I looked around for tools that let you do this, and found django-fixture-magic. I first tried it out on my older partial dump (10% as large as the original db) and it turned out to be reasonably fast and worked well, after making a few changes to get it working with Python 3.x. Its kitchensink flag to the dump_object seemed like a promising option, but didn’t really seem to get all the required tables for ManyToManyFields. I worked around it, by getting a dump of all the models which were related using Django’s dumpdata.

Get a dump with objects of interest

The dump_object command lets you run commands to select the objects that you want to have in the dump, and that is quite a useful thing.

python manage.py dump_object dataset.Product -k --query '{"subcategory_id__in": [1886, ...]}' > products.json

Also, get a dump of related tables.

# Dump of related fields
python manage.py dumpdata dataset.Attribute > attributes.json

Create the new empty db

Next, create a new database where this fixture can be loaded!

# Create the db
sudo su - postgres
createdb mydb

# Create a user, if required
createuser -P

Grant access to the user

In the psql prompt type the following to grant the user permissions for the database.

GRANT ALL PRIVILEGES ON DATABASE mydb TO myuser;

Fix settings.py and create tables for the models.

Make changes to settings.py to use the newly created database, and then create the tables used by the app, and then load the data.

python manage.py syncdb
python manage.py loaddata products.json

Too slow!

This method worked and was reasonably fast when I was trying to get 20k rows from a table with about 200k rows, with all the dependencies.

But, when I tried to get a dump of about 200k rows from a table with 2M rows, it was way too slow to be of any use. There could’ve been a couple of reasons for this, which I didn’t have the time to look into, and debug.

These are things I should be looking into and learning about, when I have more time at hand. For now, I needed a quicker way to get a dump.
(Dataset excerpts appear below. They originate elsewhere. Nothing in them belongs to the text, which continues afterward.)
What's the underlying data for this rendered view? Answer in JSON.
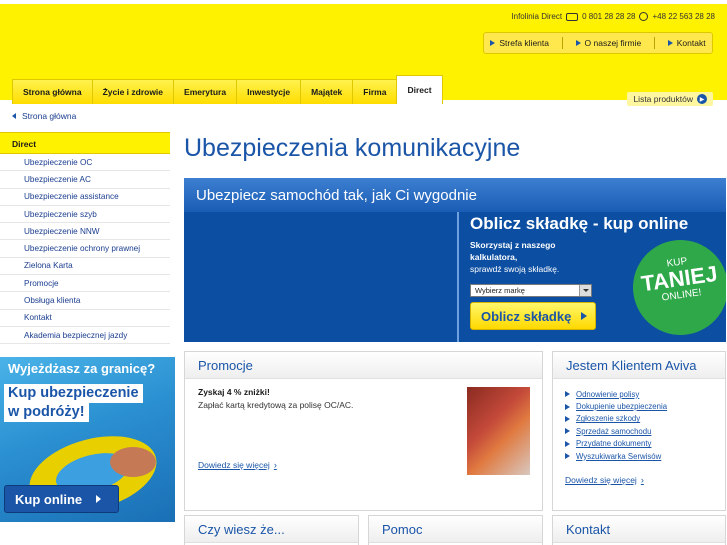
{
  "header": {
    "infolinia_label": "Infolinia Direct",
    "phone": "0 801 28 28 28",
    "phone2": "+48 22 563 28 28",
    "top_links": [
      "Strefa klienta",
      "O naszej firmie",
      "Kontakt"
    ],
    "tabs": [
      "Strona główna",
      "Życie i zdrowie",
      "Emerytura",
      "Inwestycje",
      "Majątek",
      "Firma",
      "Direct"
    ],
    "active_tab": "Direct",
    "lista_produktow": "Lista produktów"
  },
  "sidebar": {
    "back_label": "Strona główna",
    "section_title": "Direct",
    "items": [
      "Ubezpieczenie OC",
      "Ubezpieczenie AC",
      "Ubezpieczenie assistance",
      "Ubezpieczenie szyb",
      "Ubezpieczenie NNW",
      "Ubezpieczenie ochrony prawnej",
      "Zielona Karta",
      "Promocje",
      "Obsługa klienta",
      "Kontakt",
      "Akademia bezpiecznej jazdy"
    ]
  },
  "travel_banner": {
    "line1": "Wyjeżdżasz za granicę?",
    "line2": "Kup ubezpieczenie",
    "line3": "w podróży!",
    "button": "Kup online"
  },
  "main": {
    "title": "Ubezpieczenia komunikacyjne",
    "hero": {
      "title": "Ubezpiecz samochód tak, jak Ci wygodnie",
      "calc_title": "Oblicz składkę - kup online",
      "desc_bold": "Skorzystaj z naszego kalkulatora,",
      "desc": "sprawdź swoją składkę.",
      "select_value": "Wybierz markę",
      "button": "Oblicz składkę",
      "badge_top": "KUP",
      "badge_mid": "TANIEJ",
      "badge_bottom": "ONLINE!"
    },
    "promocje": {
      "title": "Promocje",
      "headline": "Zyskaj 4 % zniżki!",
      "text": "Zapłać kartą kredytową za polisę OC/AC.",
      "more": "Dowiedz się więcej"
    },
    "aviva": {
      "title": "Jestem Klientem Aviva",
      "links": [
        "Odnowienie polisy",
        "Dokupienie ubezpieczenia",
        "Zgłoszenie szkody",
        "Sprzedaż samochodu",
        "Przydatne dokumenty",
        "Wyszukiwarka Serwisów"
      ],
      "more": "Dowiedz się więcej"
    },
    "bottom_boxes": [
      "Czy wiesz że...",
      "Pomoc",
      "Kontakt"
    ]
  },
  "colors": {
    "brand_yellow": "#fff200",
    "brand_blue": "#1a55a8",
    "hero_blue": "#0b4ea2",
    "badge_green": "#2fa84a"
  }
}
Even though the raw SQL route was more manual, it turned out to be much quicker.

Raw SQL dump route

Get a dump of the interesting tables

First, I had to get a dump of all the tables with the data I was interested in, one-by-one.

COPY (SELECT * FROM "dataset_product" WHERE ("dataset_product"."subcategory_id" IN (319557, 94589, 332, 406, 626, 1886) AND "dataset_product"."gender_id" = 1)) TO '/tmp/products.tsv'

COPY (SELECT * FROM "dataset_photo" WHERE "dataset_photo"."product_id" IN (SELECT U0."id" FROM "dataset_product" U0 WHERE (U0."subcategory_id" IN (319557, 94589, 332, 406, 626, 1886) AND U0."gender_id" = 1))) TO '/tmp/photos.tsv'

-- Copy a bunch of other tables!

Load the data from the dumps

-- syncdb
COPY dataset_product FROM '/tmp/products.tsv' ENCODING 'UTF8';
COPY dataset_photo FROM '/tmp/photos.tsv' ENCODING 'UTF8';
-- Copy a bunch of other tables!

Make tables writable

Some of the tables did not let me write anything to them, until I altered the sequence for these tables.

Automating

It would be pretty nice if all of this was automated – allow a user to enter exactly the same kind of a query that django-fixture-magic lets you run, and figure out the SQL copies that need to be done to get the requested dump. Its something that currently would qualify as yak-shaving, but may be a handy thing to have. Someone somewhere possibly already has something that does this.